I met him in 2019 when I was looking for help plowing up our original acre. Driving around through the backroads north of Fort Collins his farm happened to be the first I stopped at. With equipment in many stages of repair and several tractors I thought whoever lives here has the tool I need. So, I knocked on the door. No answer. Then, towards the equipment yard around the house, a diesel truck fired up.
Two guys pull around giving me that tough “Can we help you?” stare. They asked what I was doing. I explained the situation and ended up jumping in their truck to join them for breakfast.
Over our pastries I had been talking about heirloom dry beans. How I thought they would be a smart crop. Rich got excited about the idea, telling stories of cutting pinto beans for years and selling them to a grain elevator. At that scale they paid $.22/pound. When I told them we could easily sell beans at a farmers market for $4/pound he about fell out of his chair.
We tried to get some old equipment running, but eventually I took another route to open the ground. The season went on and I didn’t make it back over to his farm. Later that winter, Mary and I walked into the same diner where we had pie and there was Rich was sitting over breakfast. Welcoming hellos were exchanged then he told me that he had grown beans. About 5 different kinds an acre apiece. He had also bought a grain cleaner that only needed a few parts. That following year, since the cleaner was not running, we scooped dry beans by the bucket and sorted the rocks out by hand.
I was blown away. Here I was, a nobody as green as they come, but had an idea. He took it and ran, eager at the opportunity to change and incorporate another business into his operation. While everything hasn’t panned out, his openness and thrill in life is inspirational. (If people have interest in getting the grain/bean cleaner operational and growing some combine scale staple crops lets connect!!)
Getting old is not easy, especially for someone still so inspired mentally. He has had a run of health issues limiting what he can accomplish. Driving around Rich was outlining plans for his farm, ways he could continue to work into his 80s. The ever present opportunity to sell the land for development and cash out combined with chronic pain, it is admirable that he would rather grow crops.
Folot is a lifelong learner and grower. As feed costs rose he decided to put his cows on pasture this winter. Driving past the field you could feel his excitement watching the cows chew plowed alfalfa roots.
“They’re paying dividends!” he’d exclaim as the cows broke up the tough material instead of a tractor. When operating at his scale every pass saved with a tractor impacts your bottom line. He is inspired by “nature farming” and I am astounded by his open mind. Imagine you have been raising cows, possibly for most of your life, in confinement. Then, at 77, installing mobile electric fences and setting them loose. It is easy to get stuck in your ways, running the same tracks in your mind. Yet, here is a man whose is ready to grow like fresh soil.
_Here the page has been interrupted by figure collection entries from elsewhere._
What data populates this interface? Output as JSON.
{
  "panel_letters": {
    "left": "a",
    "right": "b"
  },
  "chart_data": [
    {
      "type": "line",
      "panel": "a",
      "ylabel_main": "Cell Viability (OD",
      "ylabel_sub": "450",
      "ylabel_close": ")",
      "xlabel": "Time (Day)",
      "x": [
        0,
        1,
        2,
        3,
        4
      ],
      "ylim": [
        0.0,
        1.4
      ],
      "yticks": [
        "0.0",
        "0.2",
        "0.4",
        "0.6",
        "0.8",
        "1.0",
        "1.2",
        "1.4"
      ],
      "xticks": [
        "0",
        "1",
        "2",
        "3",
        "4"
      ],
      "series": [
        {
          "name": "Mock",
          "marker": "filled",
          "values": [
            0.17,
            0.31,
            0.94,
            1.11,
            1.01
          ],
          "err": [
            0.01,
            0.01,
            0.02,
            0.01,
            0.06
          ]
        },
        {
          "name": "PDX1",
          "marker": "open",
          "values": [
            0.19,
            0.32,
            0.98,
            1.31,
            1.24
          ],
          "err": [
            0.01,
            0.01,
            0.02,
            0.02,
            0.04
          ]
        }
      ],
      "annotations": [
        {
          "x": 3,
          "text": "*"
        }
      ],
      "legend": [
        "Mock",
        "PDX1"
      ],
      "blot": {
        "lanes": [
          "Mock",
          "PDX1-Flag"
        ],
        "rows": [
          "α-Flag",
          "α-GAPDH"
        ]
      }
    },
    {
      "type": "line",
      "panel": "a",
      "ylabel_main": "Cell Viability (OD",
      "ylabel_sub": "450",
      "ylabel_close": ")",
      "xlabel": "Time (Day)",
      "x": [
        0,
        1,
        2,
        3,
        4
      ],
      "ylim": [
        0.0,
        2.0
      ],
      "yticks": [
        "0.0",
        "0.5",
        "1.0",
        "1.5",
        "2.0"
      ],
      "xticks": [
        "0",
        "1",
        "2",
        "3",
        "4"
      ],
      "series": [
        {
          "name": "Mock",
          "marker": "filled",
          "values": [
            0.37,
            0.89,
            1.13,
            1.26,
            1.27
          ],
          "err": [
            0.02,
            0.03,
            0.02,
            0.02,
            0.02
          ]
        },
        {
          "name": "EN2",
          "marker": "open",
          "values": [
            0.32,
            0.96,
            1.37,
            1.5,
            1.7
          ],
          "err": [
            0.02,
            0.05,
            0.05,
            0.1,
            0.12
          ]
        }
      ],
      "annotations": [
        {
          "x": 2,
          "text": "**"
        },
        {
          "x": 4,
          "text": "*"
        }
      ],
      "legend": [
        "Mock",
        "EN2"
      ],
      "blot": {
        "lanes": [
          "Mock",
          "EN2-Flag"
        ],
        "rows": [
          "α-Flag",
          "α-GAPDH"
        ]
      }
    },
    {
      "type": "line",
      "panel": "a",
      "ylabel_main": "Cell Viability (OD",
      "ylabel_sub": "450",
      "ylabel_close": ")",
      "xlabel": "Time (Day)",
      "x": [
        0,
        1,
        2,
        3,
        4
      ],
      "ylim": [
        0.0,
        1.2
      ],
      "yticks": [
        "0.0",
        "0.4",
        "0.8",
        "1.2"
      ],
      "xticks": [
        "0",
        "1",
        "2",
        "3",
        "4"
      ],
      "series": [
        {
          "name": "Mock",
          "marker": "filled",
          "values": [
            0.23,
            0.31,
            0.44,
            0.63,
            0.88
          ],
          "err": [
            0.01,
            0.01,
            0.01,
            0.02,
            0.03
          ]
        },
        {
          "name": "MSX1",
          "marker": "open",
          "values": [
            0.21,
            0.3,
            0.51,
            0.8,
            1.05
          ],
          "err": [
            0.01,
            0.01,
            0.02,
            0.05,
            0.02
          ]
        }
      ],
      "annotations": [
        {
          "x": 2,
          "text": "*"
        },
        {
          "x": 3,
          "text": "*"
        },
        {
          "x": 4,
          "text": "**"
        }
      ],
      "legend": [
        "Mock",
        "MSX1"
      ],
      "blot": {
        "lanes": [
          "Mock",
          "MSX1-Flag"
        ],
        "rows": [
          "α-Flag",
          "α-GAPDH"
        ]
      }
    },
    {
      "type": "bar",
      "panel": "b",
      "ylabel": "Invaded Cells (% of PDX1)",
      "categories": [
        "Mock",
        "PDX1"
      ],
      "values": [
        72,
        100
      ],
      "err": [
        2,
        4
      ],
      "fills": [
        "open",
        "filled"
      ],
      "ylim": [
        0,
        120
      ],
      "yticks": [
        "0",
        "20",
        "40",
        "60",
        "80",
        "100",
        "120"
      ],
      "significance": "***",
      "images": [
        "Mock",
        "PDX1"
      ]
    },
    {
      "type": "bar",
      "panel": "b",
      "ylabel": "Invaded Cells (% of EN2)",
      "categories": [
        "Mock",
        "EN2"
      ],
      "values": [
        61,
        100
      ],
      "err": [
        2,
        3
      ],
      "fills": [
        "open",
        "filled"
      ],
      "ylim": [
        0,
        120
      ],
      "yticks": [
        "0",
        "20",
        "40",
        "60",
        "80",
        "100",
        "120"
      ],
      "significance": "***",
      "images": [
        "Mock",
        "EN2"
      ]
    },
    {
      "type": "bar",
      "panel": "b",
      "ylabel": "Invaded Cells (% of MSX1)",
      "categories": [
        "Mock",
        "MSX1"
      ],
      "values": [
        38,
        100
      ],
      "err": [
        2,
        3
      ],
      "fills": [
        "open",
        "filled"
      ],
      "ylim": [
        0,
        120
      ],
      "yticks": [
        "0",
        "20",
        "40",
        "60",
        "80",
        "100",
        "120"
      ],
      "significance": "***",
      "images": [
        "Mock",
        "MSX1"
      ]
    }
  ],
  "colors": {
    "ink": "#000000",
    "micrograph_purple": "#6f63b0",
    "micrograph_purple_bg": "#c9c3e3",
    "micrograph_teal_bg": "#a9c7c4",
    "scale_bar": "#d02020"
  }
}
When I got him in front of my tractor it didn’t take more than an hour and a trip to the hardware store to diagnose the problem. From there a trip to get a part and I was able to install it solo. The dude is truly a master and a student of farming.
Rich is an embodiment of the current state of agriculture. We need to shift from the extractive and exploitive practices of commodity farming and transition to something ecologically, financially, and socially regenerative. People like Rich bear personal experience to the current paradigm and can offer the younger generation not only practical but philosophical skills. The elders must be represented in the conversation in moving towards a new system of food production.